People have fantasized about reducing the chores and laborious tasks that go hand in hand with maintaining a home. In the late 1800s and early 1900s when electricity found its way into homes, people became accustomed to the idea that technological devices could relieve them of the drudgery they had just accepted until then.
We may not think of vacuum cleaners, refrigerators, and washing machines as high-tech automation devices, but when they became commonplace they had a major impact on people’s lifestyles.
Imagine that you had to spend hours every day washing clothes manually and suddenly there was a machine which could complete that task on your behalf while only requiring minutes of your time and attention.
Many visions of the future across the decades have shown us a world where human beings don’t have to spent their limited time doing repetitive manual labor. One of the most famous examples has to be the Hannah Barbera cartoon The Jetsons.
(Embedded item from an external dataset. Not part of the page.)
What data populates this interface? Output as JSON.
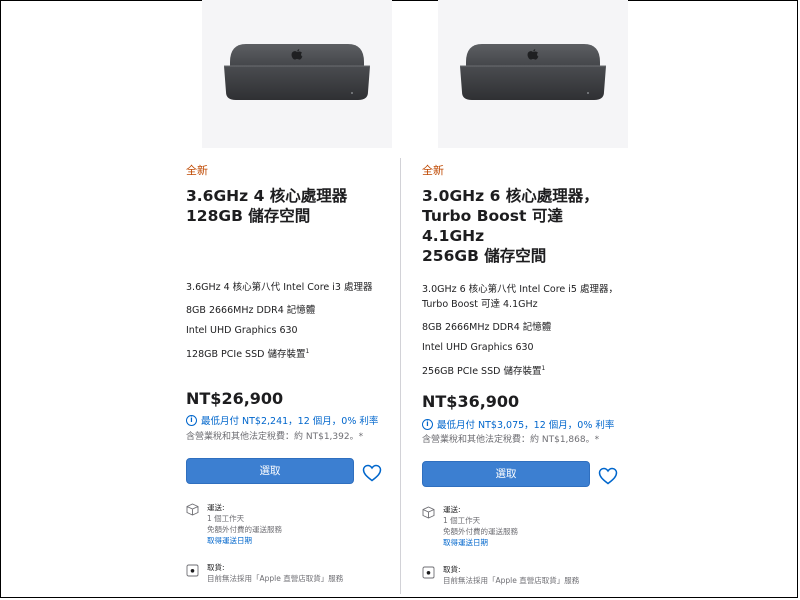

In this children’s show we see robots and other smart machines taking care of every possible tasks: cooking, cleaning, answering the phone, and much more.
It’s likely that the Jetsons (among others) had a significant impact on the current generation of scientists and engineers, entering the collective consciousness and emerging now as products that are enabled by new technological progress.
The vision of technological home automation lives on in our current media as well. Films like Iron Man with Tony Stark’s AI assistant Jarvis continue to fire the imagination of the public and help to drive market demand for better automation systems and products.
In the Beginning
The early days of labor-saving technology came in the late 1800s and early 1900s. These machines were powered by gas or electricity. In the 1900s built-in electricity became viable and widespread, opening the market for large and small appliances.
These devices sped up labor and removed or reduced the physical requirements to do the work, but any automation that there was in their operation came from simple electromechanical methods. A human being’s intelligence was still needed to operate or oversee the technology.
This was all before there was even a notion of digital technology, or at least digital technology that would be small and cheap enough to ever fit in a home. That did not stop people from working on early robots such as Alpha, a crude robotic device that was shown off at the 1933 World’s Fair.
Alpha could respond to a very limited set of commands, which included firing a pistol – which it promptly used to shoot its creator, but that’s a story for another day.
The Thrilling 50s
The first model that sort of resembled the modern conception of an automated home was probably the “Push Button Manor”. This was an actual place created by a Michigan resident named Emil Mathias. Mathias actually lived in the Push Button Manor. The manor was set up in such a way that most daily tasks could be completed with the push of a single button. It was clunky, impossibly expensive, and not for sale.
In 1957 Monsanto showed off their house of the future at Disneyland. According to their vision everything would be made of plastic. Everything.
It had an ultrasonic dishwasher and a sink that would adjust to your height. All in all in it was a pretty successful exhibit.